Ежемесячный журнал путешествий по Уралу, приключений, истории, краеведения и научной фантастики. Издается с 1935 года.

На Дону есть две станицы Раздорские — одна стрит на реке Медведица, другая — возле устья Северского Донца. В старину их величали городками. А название пошло еще с той поры, когда домовитые казаки учинили «раздор»,— хотели взять под свое начало неимущих вольных поселенцев, голытьбу. Только все вышло по-иному. Ермак Тимофеевич увел всю голытьбу от домовитых казаков вверх по Дону, а потом и в Сибирь подался — неведомые земли завоевывать.

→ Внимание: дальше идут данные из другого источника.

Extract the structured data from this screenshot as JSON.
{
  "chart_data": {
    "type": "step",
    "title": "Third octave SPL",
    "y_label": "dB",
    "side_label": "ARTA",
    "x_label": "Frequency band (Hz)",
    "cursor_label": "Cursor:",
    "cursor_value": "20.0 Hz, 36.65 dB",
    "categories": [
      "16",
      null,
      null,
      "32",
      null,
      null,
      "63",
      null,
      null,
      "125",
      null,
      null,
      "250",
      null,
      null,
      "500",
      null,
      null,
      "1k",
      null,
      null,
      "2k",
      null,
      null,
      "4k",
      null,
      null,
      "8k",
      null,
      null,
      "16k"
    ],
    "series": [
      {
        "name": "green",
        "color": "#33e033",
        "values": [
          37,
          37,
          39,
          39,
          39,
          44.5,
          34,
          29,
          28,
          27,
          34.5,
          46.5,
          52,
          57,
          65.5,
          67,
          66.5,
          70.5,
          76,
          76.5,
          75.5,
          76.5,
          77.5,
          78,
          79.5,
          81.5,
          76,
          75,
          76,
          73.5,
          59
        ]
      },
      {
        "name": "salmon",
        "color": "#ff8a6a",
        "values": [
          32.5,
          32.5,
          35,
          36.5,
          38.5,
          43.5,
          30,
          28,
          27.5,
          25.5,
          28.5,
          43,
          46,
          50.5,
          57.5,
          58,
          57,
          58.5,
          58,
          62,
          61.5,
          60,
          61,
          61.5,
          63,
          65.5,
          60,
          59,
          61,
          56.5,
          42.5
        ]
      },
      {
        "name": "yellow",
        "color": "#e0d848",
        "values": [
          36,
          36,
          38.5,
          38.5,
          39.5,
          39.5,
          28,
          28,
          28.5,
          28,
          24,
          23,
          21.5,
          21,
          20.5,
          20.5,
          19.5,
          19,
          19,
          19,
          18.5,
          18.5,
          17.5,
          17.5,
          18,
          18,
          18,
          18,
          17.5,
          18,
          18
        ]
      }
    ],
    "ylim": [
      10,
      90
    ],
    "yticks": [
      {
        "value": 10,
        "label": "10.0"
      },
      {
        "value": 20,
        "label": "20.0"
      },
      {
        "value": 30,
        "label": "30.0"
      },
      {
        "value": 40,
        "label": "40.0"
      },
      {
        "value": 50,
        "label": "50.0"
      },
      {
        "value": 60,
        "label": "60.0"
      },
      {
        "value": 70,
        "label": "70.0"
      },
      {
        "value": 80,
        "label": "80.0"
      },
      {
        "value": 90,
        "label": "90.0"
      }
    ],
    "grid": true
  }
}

С той поры и поделились казаки на низовцев и верховцев. Домовитые — те от Раздорского Городка вниз по Дону осели, понастроили хоромин себе, пленные турки да пришлые хохлы на них работали. А голытьба вверх по Дону селилась, кормилась охотой да рыбальством.
Раздорский Городок впервые упоминался в летописях в 1571 году. Но еще за три десятка лет до этого ногайский мирза Кельмагмет жаловался Ивану Грозному, что казаки понастроили на его земле городки, и Грозный ответил ему:
«Казанцы, азовцы, крымцы и иные — баловни казаки, а и наших украин казаки, с ними смешавшись, ходят, и те люди — как вам тати, так и нам тати и разбойники».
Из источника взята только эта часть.